Após chacina de jovens, Bope ocupa favela do Rio

Operação conjunta tomou Chatuba de madrugada; durante o dia, 12 pessoas foram presas, mas nenhuma tinha ligação com o crime

ANTONIO PITA , HELOISA ARUTH STURM / RIO, O Estado de S.Paulo

12 Setembro 2012 | 03h04

Em resposta à execução de seis jovens no fim de semana, em Mesquita, na Baixada Fluminense, a Polícia Militar do Rio iniciou na madrugada de ontem a ocupação permanente da Favela da Chatuba, área dominada pelo tráfico. Até o início da noite, 16 pessoas foram presas e 2 menores, apreendidos - nenhum tem relação com as mortes, segundo o delegado Júlio da Silva Filho, responsável pelo caso.

Christian Vieira, de 19 anos, Victor Hugo Costa, Douglas Ribeiro e Glauber Siqueira, de 17, Josias Searles e Patrick Machado, de 16, saíram de casa para um festival de pipas e seguiram para uma cachoeira no Parque Natural de Gericinó, a 4 km da rua onde moravam. Os corpos foram encontrados anteontem em um canteiro de obras na beira da Via Dutra, a 9 km da Chatuba.

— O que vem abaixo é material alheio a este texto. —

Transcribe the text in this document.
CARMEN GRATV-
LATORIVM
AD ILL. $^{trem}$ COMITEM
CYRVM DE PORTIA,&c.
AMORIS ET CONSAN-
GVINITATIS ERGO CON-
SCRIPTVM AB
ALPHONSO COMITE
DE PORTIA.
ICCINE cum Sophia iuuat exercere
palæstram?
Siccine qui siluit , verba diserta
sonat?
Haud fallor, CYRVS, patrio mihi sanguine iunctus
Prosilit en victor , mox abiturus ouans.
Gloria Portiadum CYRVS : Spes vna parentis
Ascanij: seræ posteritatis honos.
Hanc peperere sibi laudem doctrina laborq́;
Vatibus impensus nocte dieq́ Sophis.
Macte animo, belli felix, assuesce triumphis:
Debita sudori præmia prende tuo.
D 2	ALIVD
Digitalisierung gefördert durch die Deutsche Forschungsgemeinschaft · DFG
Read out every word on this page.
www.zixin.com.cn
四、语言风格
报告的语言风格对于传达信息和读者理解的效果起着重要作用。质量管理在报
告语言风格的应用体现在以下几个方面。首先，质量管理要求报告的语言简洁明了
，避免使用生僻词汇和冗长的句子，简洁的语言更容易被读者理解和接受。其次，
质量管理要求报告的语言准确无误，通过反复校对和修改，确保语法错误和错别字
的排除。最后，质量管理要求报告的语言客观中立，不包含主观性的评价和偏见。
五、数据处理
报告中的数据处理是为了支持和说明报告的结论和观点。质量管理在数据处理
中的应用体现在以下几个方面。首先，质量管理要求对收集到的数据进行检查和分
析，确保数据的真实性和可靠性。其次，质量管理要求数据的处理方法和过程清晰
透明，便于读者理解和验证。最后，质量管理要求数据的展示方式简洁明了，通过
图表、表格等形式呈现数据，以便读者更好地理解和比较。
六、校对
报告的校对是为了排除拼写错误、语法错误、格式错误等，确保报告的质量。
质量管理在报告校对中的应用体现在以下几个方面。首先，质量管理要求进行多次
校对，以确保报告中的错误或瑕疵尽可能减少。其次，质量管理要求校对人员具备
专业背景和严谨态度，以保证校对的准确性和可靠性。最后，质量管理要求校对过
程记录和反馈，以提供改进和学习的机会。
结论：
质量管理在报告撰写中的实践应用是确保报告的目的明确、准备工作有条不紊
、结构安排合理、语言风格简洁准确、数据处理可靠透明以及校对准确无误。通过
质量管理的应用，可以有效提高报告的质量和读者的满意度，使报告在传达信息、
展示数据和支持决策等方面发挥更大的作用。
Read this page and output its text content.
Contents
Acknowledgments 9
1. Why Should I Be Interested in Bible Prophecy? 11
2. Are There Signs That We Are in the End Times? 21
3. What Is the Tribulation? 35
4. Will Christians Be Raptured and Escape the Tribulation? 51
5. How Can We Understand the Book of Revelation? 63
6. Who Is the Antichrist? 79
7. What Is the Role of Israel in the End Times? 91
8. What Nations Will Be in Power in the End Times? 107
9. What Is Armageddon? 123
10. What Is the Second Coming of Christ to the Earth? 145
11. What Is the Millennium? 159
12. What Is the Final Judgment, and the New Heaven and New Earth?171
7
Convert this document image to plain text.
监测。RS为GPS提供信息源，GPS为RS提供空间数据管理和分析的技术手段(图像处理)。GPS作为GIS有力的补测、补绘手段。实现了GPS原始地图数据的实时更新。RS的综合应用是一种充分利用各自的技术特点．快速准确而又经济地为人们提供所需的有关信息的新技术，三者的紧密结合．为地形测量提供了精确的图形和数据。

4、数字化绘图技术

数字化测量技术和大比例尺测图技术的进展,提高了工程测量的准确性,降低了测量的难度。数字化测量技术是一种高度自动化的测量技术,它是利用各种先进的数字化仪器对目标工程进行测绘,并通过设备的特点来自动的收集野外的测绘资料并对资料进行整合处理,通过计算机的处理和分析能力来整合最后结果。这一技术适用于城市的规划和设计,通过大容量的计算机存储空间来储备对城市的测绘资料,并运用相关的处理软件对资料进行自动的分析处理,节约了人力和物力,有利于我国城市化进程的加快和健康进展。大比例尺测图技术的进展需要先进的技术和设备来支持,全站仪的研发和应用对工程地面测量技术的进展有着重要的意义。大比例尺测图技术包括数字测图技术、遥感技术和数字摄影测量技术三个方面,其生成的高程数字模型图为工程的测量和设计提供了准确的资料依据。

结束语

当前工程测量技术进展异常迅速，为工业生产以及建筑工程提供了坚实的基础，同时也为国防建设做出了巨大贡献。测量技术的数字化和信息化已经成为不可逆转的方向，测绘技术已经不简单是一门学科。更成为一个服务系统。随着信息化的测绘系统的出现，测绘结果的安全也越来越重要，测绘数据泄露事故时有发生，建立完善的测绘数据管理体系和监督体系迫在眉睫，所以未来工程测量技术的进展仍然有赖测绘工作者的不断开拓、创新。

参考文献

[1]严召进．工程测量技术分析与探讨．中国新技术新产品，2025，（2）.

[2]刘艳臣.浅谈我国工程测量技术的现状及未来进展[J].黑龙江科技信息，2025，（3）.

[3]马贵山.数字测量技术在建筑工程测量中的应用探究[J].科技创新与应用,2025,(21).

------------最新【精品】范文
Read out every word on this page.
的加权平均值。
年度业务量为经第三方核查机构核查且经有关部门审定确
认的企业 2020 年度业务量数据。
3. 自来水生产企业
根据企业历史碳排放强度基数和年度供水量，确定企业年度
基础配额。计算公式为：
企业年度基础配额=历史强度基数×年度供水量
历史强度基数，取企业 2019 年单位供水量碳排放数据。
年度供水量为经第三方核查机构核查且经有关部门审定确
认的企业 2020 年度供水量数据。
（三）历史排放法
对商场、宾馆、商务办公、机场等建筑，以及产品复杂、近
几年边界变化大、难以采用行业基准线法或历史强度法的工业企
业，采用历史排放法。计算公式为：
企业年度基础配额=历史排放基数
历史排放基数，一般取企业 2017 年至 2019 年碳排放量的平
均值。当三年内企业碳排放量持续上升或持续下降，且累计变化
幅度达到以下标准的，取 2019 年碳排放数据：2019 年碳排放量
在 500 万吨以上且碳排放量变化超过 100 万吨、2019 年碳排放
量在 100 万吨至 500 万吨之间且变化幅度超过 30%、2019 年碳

Para o delegado Silva Filho, "os traficantes se intitulavam e se julgavam donos e senhores daquele território. E os jovens teriam invadido aquele local", afirmou o delegado. Segundo ele, cerca de 20 bandidos participaram da chacina, abandonaram os corpos e fugiram.

Desde a madrugada, 250 policiais, incluindo oficiais do Batalhão de Operações Especiais (Bope) e do Batalhão de Choque, ocuparam a região onde aconteceram os crimes. No local, a Secretaria de Segurança determinou a implementação de emergência de uma Companhia Destacada da Polícia Militar, com 112 homens - força policial de caráter permanente, com foco no policiamento ostensivo, modelo diferente daquele adotado desde o fim de 2008 em favelas da capital nas Unidades de Polícia Pacificadora (UPPs).

Durante todo o dia, policiais fizeram incursões pela favela em busca dos assassinos e de traficantes. Foram encontrados cinco acampamentos em uma região de mata fechada no alto do morro, onde foram apreendidos um gerador de alta capacidade e um fuzil de fabricação alemã. Também foram apreendidos cadernos de anotação da contabilidade do tráfico, drogas, munições, dois revólveres, granadas e R$ 27 mil em espécie.

Investigações. O local exato onde os jovens foram assassinados ainda não foi localizado. Nessa região estão a Área de Proteção Ambiental Municipal de Mesquita, o Parque Natural de Gericinó e uma área de propriedade do Exército, o Campo de Instrução de Gericinó. Questionado sobre o possível local de execução, o Exército afirmou que "a área onde foram encontrados os corpos não está sob a administração do Exército".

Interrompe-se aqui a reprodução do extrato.